Wie beurteilen Sie die kulinarische Lage in Köln?

Soehlke: Köln ist auch Genussstadt, das Rheinland insgesamt. Prekär ist die Lage jedoch am Kölner Flughafen: Fast Food, wohin man schaut. Am Münchner Flughafen ist das ganz anders. Ich bin sicher, dass die Gastronomen am Flughafen München sogar mehr Umsatz machen als diejenigen am Kölner Flughafen. Was in Köln auch fehlt, sind Märkte oder Markthallen wie in Hamburg, München oder Frankfurt. Die bisherigen Versuche, etwas Vergleichbares zu schaffen, scheiterten, weil es den Organisatoren an Geduld fehlte. Man muss gute Händler für einen solchen Markt gewinnen, notfalls auch, indem man ihnen anfangs die Miete erlässt.

Sie engagieren sich im Rotonda Business-Club mit einem Foodie-Treff. Wen sprechen Sie damit an?

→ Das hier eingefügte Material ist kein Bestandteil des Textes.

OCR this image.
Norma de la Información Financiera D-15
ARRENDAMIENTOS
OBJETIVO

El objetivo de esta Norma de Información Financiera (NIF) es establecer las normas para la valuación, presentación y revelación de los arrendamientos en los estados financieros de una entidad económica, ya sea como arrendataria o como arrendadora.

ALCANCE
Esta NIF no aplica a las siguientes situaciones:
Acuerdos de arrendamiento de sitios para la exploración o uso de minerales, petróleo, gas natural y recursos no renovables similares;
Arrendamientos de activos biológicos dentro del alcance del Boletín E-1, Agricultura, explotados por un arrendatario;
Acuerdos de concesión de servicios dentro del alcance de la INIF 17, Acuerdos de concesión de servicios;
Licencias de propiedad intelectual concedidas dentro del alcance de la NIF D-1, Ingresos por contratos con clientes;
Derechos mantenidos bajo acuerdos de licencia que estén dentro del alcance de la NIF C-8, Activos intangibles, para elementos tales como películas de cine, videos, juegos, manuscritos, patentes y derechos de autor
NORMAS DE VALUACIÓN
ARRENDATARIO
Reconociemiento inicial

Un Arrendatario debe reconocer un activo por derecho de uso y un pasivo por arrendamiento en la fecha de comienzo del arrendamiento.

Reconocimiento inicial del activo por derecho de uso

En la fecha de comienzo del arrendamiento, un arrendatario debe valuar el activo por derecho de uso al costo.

Soehlke: Die Idee ist, in einem kleinen Kreis auf amüsante und genussvolle Art eine Region zu erkunden, ganz ohne Gourmet-Blabla. Dabei wollen wir auf die ganze Bandbreite der Kochmethoden zurückgreifen. Denn vieles bleibt heute auf der Strecke, weil es zeitintensiv ist: Schmoren, Garen, die Nutzung des Ofens oder die Verwendung von ganzem Gemüse.

Träumen Sie nicht vom eigenen Weingut –
der Aussteigerphantasie par excellence??

Soehlke: Nein, dafür bin ich zu gerne in der Welt unterwegs. Mir wäre eine Kneipe lieber, bei der ich zwischen Mittag- und Abendessen schwimmen gehen kann. Alternativ würde ich gerne eine mobile Küche und Weinbar in Costa Rica aufmachen: ein Kühlcontainer als Weinkeller, ein weiterer Container als Küche, mit einer Hütte drumherum. Wenn dann ein Hurrikan bevorsteht, kommt alles auf einen Laster und ab geht’s ins Hinterland.

Interview: Hubertus von Barby

PER SOEHLKE

Per Soehlke ist Geschäftsführer der Smart Wines GmbH in Köln, einer Marketing- und Vertriebsagentur für renommierte Weingüter. Nach seiner Ausbildung als Koch arbeitete er für international bekannte Sterne-Restaurants und Weingüter, bevor er Anfang der 90er Jahre sein eigenes Unternehmen gründete. Er berät das Rotonda Restaurant in Fragen der kulinarischen Ausrichtung und Gestaltung des Weinsortiments. Per Soehlke ist Mitglied im Rotonda Business-Club seit Januar 2001.